MultiPage Issue with Document Understanding

Hello Everyone,

On daily basis I get PDFs, where some has 1 page and some has 2 pages and I need to extract the total amount from that PDF, now if the pdf has too many list of orders then the total amount falls in second page but if the list of orders are less then the total amount is on the first page.

I extracted when the orders are many and the total amount is on Second Page, but when I debugged with less orders its not capturing the total amount.

Please suggest on how to tackle this issue.

Hi @8SEVEN ,
I think we can extract all PDF to get all text then split to get ‘total amount’
eg: regex
→ to detail, can you share your sample file?
regards,

Set up a Document Understanding project in UiPath with the “Form Extraction” or “Intelligent Form Extraction” scope, depending on the complexity of your documents.

And you can achieve this by document classification
Like

PDF Classification
– Classify Document (Classify as “First Page” or “Second Page”)

Data Extraction
– If Classified as “First Page”:
– Extract Total Amount from First Page
– If Classified as “Second Page”:
– Go to Second Page using “Next Page” activity
– Extract Total Amount from Second Page

Define your document types and train the model to understand the structure and layout of your PDFs.
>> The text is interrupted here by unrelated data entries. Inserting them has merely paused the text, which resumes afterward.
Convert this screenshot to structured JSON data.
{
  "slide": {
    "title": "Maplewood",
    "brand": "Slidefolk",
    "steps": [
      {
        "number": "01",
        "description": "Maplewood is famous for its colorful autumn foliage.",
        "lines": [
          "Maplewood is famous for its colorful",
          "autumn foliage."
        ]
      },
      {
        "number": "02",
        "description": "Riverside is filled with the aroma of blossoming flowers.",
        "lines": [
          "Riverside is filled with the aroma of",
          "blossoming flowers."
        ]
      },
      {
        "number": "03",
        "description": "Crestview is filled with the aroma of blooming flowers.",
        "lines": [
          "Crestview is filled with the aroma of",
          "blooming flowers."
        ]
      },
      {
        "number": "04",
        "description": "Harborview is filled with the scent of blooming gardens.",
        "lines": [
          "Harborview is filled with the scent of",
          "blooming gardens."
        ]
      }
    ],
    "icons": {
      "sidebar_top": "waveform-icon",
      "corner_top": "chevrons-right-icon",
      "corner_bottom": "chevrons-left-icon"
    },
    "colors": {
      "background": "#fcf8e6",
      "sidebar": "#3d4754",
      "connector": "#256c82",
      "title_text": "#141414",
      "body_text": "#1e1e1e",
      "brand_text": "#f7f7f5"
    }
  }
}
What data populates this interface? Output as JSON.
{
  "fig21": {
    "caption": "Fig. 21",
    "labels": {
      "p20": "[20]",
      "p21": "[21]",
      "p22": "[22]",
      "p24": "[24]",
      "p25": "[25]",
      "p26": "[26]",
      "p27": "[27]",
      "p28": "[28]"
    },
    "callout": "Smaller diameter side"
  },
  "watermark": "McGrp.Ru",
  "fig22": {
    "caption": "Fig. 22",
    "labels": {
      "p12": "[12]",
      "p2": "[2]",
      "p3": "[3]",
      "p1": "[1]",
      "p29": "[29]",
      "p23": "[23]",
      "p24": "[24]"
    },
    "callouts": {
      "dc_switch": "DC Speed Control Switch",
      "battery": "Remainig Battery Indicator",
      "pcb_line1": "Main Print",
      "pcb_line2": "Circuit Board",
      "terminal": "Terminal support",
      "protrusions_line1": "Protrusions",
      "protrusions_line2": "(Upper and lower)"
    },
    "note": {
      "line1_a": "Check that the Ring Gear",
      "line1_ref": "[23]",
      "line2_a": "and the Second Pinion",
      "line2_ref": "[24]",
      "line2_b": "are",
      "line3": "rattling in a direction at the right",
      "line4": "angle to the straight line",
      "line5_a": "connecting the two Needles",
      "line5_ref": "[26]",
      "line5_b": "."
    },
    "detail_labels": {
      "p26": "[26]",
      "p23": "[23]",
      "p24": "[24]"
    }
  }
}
Make sure the model recognizes key fields like “Total Amount.”

Cheers @8SEVEN

Hello @Palaniyappan

Thank you for the help.

But now when I debug this its chooses the first document type ,rather I have followed the steps and all these in the below image are different type of documents of same format , just that some has 1 entry and some 2,3,4, and so on.

But when I debug it still chooses the first document type rather than checking all the templates that I have selected for these document types.

In Data extraction , if I enter specific Document type id then it works but when I delete that and enter classification result as classifyoutput(0) then it chooses the first document type , please advise on how to handle this scenario.

Thanks

Hi @8SEVEN ,
If you are working with invoices, purchase orders or receipts then you can directly use public endpoints listed here in your DU project. Otherwise, you can also train your custom model through the AI center with adequate samples of documents. This is you no need to worry whether total is coming on first or second.